$\text{Hom}_k(P,P)$ is isomophic to $P\otimes_k \text{Hom}_k(P,k)$

Question

Let $P$ be a finitely generated projective right module over $k$. Then, $$\text{Hom}_k(P,P)\cong P \otimes_k \text{Hom}_k(P,k).$$

I was able to show the congruence assuming $P$ is a vector space over $k$.

The map was $f \colon P\otimes_k \text{Hom}_k(P,k) \to \text{Hom}_k(P,P)$ such that $$f(p,g)(p_0)=p.g(p_0)$$ for $p,p_0\in P$ and $g\in \text{Hom}_k(P,k)$. Then using the vector space dimension argument would give us the isomorphism.

But I don't have much idea as how to prove it for projective modules.

Answer 1

I will assume that $k$ is just a commutative ring with unity. Also, I will write $P^\vee$ for $\text{Hom}_k(P,k)$, and for every $k$-module $M$ denote by $\varphi_M$ to the map $M \otimes_k P^\vee \to \text{Hom}_k(P,M)$ such that $m \otimes g \mapsto g(\_)m$ (so, $\varphi_P$ is the map that you describes).

Note that if $f \colon M_1 \to M_2$ is any $k$-module homomorphism, we have a commutative diagram $$ \require{AMScd} \begin{CD} M_1 \otimes_k P^\vee @>{f \otimes 1}>> M_2 \otimes_k P^\vee \\ @VV{\varphi_{M_1}}V @VV{\varphi_{M_2}}V \\ \text{Hom}_k(P,M_1) @>>{f_*}> \text{Hom}_k(P,M_2) \end{CD} $$ in which $f_*$ is pre-composition with $f$.

Now, if $P$ is projective and finitely generated, $P$ is a direct summand of a free and finitely generated $k$-module $F$. Therefore, we have maps $i \colon P \to F$ and $\pi \colon F \to P$ such that $\pi \circ i = 1$.

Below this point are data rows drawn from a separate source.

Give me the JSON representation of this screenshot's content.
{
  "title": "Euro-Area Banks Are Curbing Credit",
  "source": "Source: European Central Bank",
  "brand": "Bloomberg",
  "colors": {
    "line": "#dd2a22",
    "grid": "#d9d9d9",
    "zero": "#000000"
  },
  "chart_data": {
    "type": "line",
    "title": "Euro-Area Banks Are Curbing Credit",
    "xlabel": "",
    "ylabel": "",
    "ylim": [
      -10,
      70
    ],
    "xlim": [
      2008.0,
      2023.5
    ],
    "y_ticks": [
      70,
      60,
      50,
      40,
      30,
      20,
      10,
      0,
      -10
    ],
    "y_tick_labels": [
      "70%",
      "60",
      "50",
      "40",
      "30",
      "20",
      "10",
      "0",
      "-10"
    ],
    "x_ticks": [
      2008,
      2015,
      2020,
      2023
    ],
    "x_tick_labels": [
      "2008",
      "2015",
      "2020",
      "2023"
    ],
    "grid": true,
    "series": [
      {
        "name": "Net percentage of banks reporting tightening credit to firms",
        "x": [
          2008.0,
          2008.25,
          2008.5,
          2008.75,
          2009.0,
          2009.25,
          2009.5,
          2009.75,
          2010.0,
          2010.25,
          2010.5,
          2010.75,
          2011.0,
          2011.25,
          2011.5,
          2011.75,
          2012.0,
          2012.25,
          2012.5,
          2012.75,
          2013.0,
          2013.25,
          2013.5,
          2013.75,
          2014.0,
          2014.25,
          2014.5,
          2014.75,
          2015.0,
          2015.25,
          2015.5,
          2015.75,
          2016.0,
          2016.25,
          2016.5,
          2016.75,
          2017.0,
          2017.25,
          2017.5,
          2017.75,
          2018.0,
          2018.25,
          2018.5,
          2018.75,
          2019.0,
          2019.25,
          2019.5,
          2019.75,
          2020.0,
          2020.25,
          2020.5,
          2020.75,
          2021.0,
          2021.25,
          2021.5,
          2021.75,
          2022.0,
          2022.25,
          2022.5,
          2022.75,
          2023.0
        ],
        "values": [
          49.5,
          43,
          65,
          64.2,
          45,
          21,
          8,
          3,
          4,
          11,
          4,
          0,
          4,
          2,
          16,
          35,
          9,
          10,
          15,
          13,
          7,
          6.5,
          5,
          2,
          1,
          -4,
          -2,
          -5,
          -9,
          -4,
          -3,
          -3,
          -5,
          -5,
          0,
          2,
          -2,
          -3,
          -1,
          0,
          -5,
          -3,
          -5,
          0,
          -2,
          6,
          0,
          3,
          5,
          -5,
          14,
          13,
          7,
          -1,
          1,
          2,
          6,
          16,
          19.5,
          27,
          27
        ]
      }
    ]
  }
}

Thus, from the diagram $$ \require{AMScd} \begin{CD} P \otimes_k P^\vee @>{i \otimes 1}>> F \otimes_k P^\vee @>{\pi \otimes 1}>> P \otimes_k P^\vee \\ @VV{\varphi_P}V @VV{\varphi_F}V @VV{\varphi_P}V \\ \text{Hom}_k(P,P) @>>{i_*}> \text{Hom}_k(P,F) @>>{\pi_*}> \text{Hom}_k(P,P) \end{CD} $$ we observe the following:

1. Since $(\pi \otimes 1) \circ (i \otimes 1) = 1$ and $\pi_* \circ i_* = 1$, the two horizontal arrows of the first (resp. second) square are injective (resp. surjective).
2. If $\varphi_F$ is injective, then so is $\varphi_F \circ (i \otimes 1) = i_* \circ \varphi_P$, which implies that $\varphi_P$ is injective too.
3. If $\varphi_F$ is surjective, then so is $\pi_* \circ \varphi_F = \varphi_P \circ (\pi \otimes 1)$, which implies that $\varphi_P$ is surjective too.

Hence, if we prove that $\varphi_F$ is an isomorphism, we’re done. Indeed, since $F = k^n$ for some $n \in \Bbb N$, consider the projections $p_1,\dots,p_n \colon F \to k$, and note that the diagram $$ \require{AMScd} \begin{CD} F \otimes_k P^\vee @>{\varphi_F}>> \text{Hom}_k(P,F) \\ @V{(a_1,\dots,a_n) \otimes g \,\mapsto\, (a_1g,\dots,a_ng)\ }VV @VV{f \,\mapsto\, (p_1 \circ f,\dots,p_n \circ f)}V \\ (P^\vee)^n @= (P^\vee)^n \end{CD} $$ commutes. Because the vertical arrows are isomorphisms, then so is $\varphi_F$.